Duas semanas após a vitória histórica de
Pauline Ferrand-Prévot na
Volta a França Feminina 2025, a atenção deixou de estar apenas no feito desportivo para se centrar na sua aparente perda de peso significativa, levantando um debate mais amplo no ciclismo profissional. A The Cyclists’ Alliance (TCA), sindicato que representa as ciclistas do pelotão feminino, interveio e apelou à
UCI para implementar rastreios anuais obrigatórios de RED-S (Relative Energy Deficiency in Sport) e testes de densidade mineral óssea.
A presidente do TCA,
Grace Brown, que se retirou no final do ano passado com os títulos mundial e olímpico de contrarrelógio, foi clara na sua declaração: "Estamos constantemente a trabalhar para tornar o ciclismo profissional uma carreira sustentável e gratificante para as mulheres. A saúde e o bem-estar das ciclistas são vitais para a longevidade da carreira. O sistema atual não está configurado para proteger a saúde feminina, por isso acredito que é nosso dever continuar a educar e a defender melhores padrões que permitam às mulheres atuar com corpos bem alimentados, fortes e felizes".
O apelo oficial do sindicato à UCI pede que sejam revistas propostas já apresentadas: "Convidamos hoje a UCI a reconsiderar a nossa proposta e oferecemos o nosso apoio e experiência. Embora reconheçamos que isto pode exigir algum trabalho para garantir uma implementação adequada, acreditamos que vale mais do que a pena o esforço para introduzir alguma forma de protocolo para ciclistas femininos e masculinos que competem profissionalmente sob a UCI". A TCA adiantou ainda que lançará este outono uma campanha dedicada à educação e sensibilização para a saúde e o bem-estar das atletas.
O triunfo de Ferrand-Prévot, que se tornou a primeira ciclista francesa em décadas a vestir a Camisola Amarela, foi visto como um momento marcante para o ciclismo feminino. Mas a transformação física antes da corrida gerou conversas no pelotão. Há quem discorde da forma como foi atingido esse resultado.
Marlen Reusser, rival direta, foi franca: "Esperávamos secretamente que ela não fosse bem sucedida", admitiu. "A Ferrand-Prévot estabeleceu um novo padrão. Quando as ciclistas são tão bem-sucedidos ao tornarem-se tão magras, isso coloca pressão sobre todas nós".
Demi Vollering, segunda classificada, destacou que coloca sempre a saúde como prioridade: "Tomo, e continuarei a tomar, todas as decisões na minha carreira colocando a minha saúde em primeiro lugar". Já
Cédrine Kerbaol, oitava, descreveu o momento atual como "perigoso" no que toca às questões ligadas ao baixo peso corporal.

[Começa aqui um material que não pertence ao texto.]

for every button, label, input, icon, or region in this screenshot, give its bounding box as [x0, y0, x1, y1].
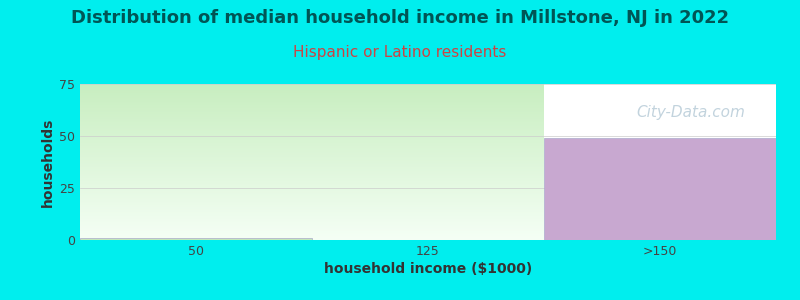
Text: City-Data.com: City-Data.com — [637, 105, 746, 120]
Bar — [80, 238, 312, 240]
X-axis label: household income ($1000): household income ($1000) — [324, 262, 532, 276]
Text: Hispanic or Latino residents: Hispanic or Latino residents — [294, 45, 506, 60]
Y-axis label: households: households — [41, 117, 55, 207]
Bar — [544, 138, 776, 240]
Text: Distribution of median household income in Millstone, NJ in 2022: Distribution of median household income … — [71, 9, 729, 27]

Ferrand-Prévot defendeu a sua preparação: "Perdi peso apenas para esta corrida. Fi-lo com muita ajuda da equipa", afirmou ao Sporza. A francesa explicou que contou com o apoio de um nutricionista, um chefe de cozinha e um técnico de nutrição para monitorizar todo o processo. "A minha perda de peso foi algo controlada e inteligente. Não foi uma doença. Houve muito alarido em relação a isso, mas não levo isso a peito. Somos atletas profissionais. Simplesmente preparei-me o melhor que pude para a maior corrida do mundo. Os últimos dias do Tour foram muito duros, por isso os watts por quilograma foram muito importantes. É apenas um processo".

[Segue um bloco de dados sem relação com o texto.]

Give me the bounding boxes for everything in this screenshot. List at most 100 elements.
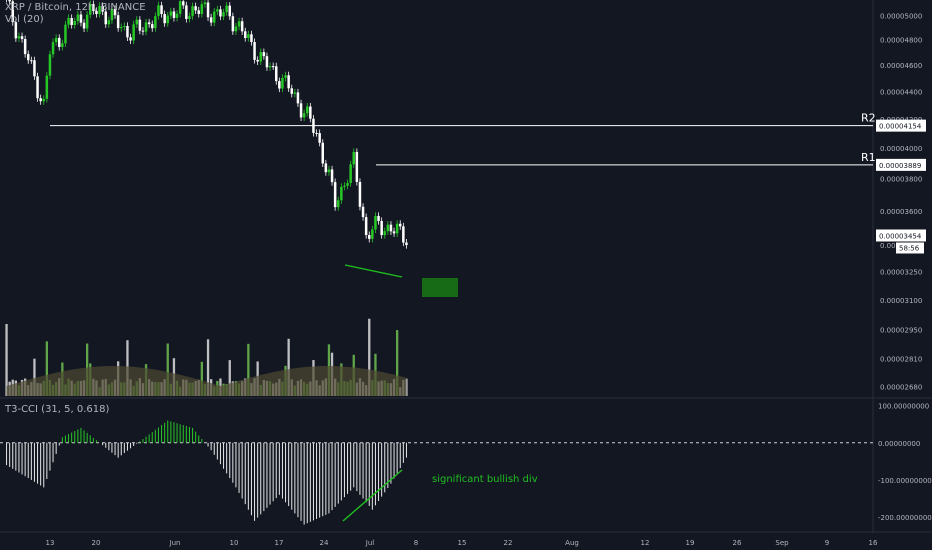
price-tick-label: 0.00004400 — [880, 88, 922, 96]
candle-body — [250, 34, 253, 43]
candle-body — [309, 106, 312, 119]
candle-body — [337, 200, 340, 208]
candle-body — [154, 16, 157, 29]
time-tick-label: Sep — [775, 539, 789, 547]
candle-body — [399, 223, 402, 227]
candle-body — [259, 52, 262, 62]
indicator-legend: T3-CCI (31, 5, 0.618) — [5, 404, 110, 415]
candle-body — [321, 142, 324, 164]
candle-body — [275, 66, 278, 82]
candle-body — [327, 169, 331, 173]
candle-body — [27, 54, 30, 61]
countdown-tag-bg — [896, 242, 924, 254]
volume-ma-area — [6, 366, 407, 396]
candle-body — [352, 151, 355, 165]
candle-body — [85, 14, 89, 29]
candle-body — [23, 39, 27, 55]
candle-body — [64, 24, 67, 44]
candle-body — [17, 36, 21, 39]
candle-body — [113, 8, 117, 16]
candle-body — [110, 8, 114, 21]
candle-body — [340, 186, 343, 201]
price-tick-label: 0.00004000 — [880, 145, 922, 153]
candle-body — [197, 10, 200, 14]
candle-body — [147, 22, 151, 25]
candle-body — [70, 17, 73, 26]
candle-body — [377, 215, 380, 221]
time-tick-label: Aug — [565, 539, 579, 547]
candle-body — [395, 223, 399, 234]
candle-body — [296, 92, 300, 104]
candle-body — [299, 103, 303, 118]
candle-body — [191, 6, 194, 17]
candle-body — [402, 226, 405, 243]
time-tick-label: 22 — [504, 539, 513, 547]
time-tick-label: 9 — [825, 539, 829, 547]
candle-body — [268, 66, 272, 68]
candle-body — [290, 88, 293, 94]
candle-body — [374, 215, 377, 230]
candle-body — [20, 36, 24, 40]
candle-body — [11, 1, 14, 23]
countdown-tag: 58:56 — [899, 244, 920, 252]
candle-body — [166, 15, 169, 24]
candle-body — [14, 22, 18, 39]
price-tick-label: 0.00003800 — [880, 176, 922, 184]
candle-body — [231, 16, 235, 32]
time-tick-label: 24 — [320, 539, 329, 547]
candle-body — [185, 5, 188, 19]
candle-body — [234, 26, 238, 32]
candle-body — [206, 2, 210, 18]
time-tick-label: 19 — [686, 539, 695, 547]
candle-body — [51, 42, 55, 55]
level-label-r2: R2 — [861, 112, 876, 125]
candle-body — [237, 21, 241, 27]
volume-bar — [368, 318, 371, 396]
price-tick-label: 0.00003100 — [880, 297, 922, 305]
candle-body — [33, 60, 36, 77]
candle-body — [361, 206, 365, 218]
volume-legend: Vol (20) — [5, 14, 44, 25]
candle-body — [182, 1, 185, 6]
volume-bar — [287, 338, 290, 396]
candle-body — [284, 75, 287, 78]
candle-body — [386, 224, 390, 232]
candle-body — [123, 25, 126, 28]
volume-bar — [206, 339, 210, 396]
price-tick-label: 0.00003600 — [880, 208, 922, 216]
volume-bar — [166, 343, 169, 396]
candle-body — [67, 17, 70, 25]
candle-body — [194, 6, 197, 11]
volume-bar — [396, 330, 399, 396]
volume-bar — [5, 324, 8, 396]
candle-body — [302, 113, 306, 118]
candle-body — [141, 30, 145, 32]
candle-body — [8, 0, 11, 2]
candle-body — [346, 183, 349, 186]
candle-body — [178, 1, 182, 14]
time-tick-label: 15 — [458, 539, 467, 547]
level-label-r1: R1 — [861, 151, 876, 164]
level-price-tag-bg — [876, 119, 926, 132]
candle-body — [138, 19, 142, 31]
candle-body — [107, 20, 111, 25]
cci-divergence-line — [342, 469, 403, 522]
candle-body — [380, 220, 383, 236]
candle-body — [188, 16, 191, 19]
candle-body — [163, 14, 166, 24]
candle-body — [392, 231, 396, 234]
level-price-tag: 0.00004154 — [879, 123, 922, 131]
candle-body — [324, 163, 328, 173]
cci-annotation-text: significant bullish div — [432, 474, 538, 485]
candle-body — [151, 24, 154, 29]
candle-body — [30, 60, 33, 62]
candle-body — [364, 217, 368, 236]
candle-body — [244, 31, 247, 38]
candle-body — [281, 77, 284, 89]
price-divergence-line — [344, 264, 403, 278]
price-tick-label: 0.00004800 — [880, 37, 922, 45]
time-tick-label: 26 — [733, 539, 742, 547]
symbol-legend: XRP / Bitcoin, 12h, BINANCE — [5, 2, 146, 13]
candle-body — [48, 54, 52, 76]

A RED-S é uma condição resultante da ingestão insuficiente de energia para suportar as exigências do treino e da vida diária, podendo causar alterações hormonais, perda de densidade óssea e maior risco de lesões. Ao associar o rastreio desta condição a testes de densidade mineral óssea, a TCA pretende que estas avaliações se tornem rotina médica para ciclistas, tal como as análises sanguíneas ou exames cardíacos. O argumento é que, sem medidas estruturais, a pressão para melhorar o desempenho através da perda extrema de peso continuará sem controlo, com riscos para a saúde e a carreira.
No caso de Ferrand-Prévot, a redução de peso foi, segundo a própria, parte de um plano rigorosamente acompanhado. Mas o exemplo que estabelece pode criar expectativas perigosas, sobretudo entre ciclistas mais jovens ou sem acesso a igual nível de apoio técnico. É um exemplo de ganhos marginais legítimos ou um passo arriscado a mais?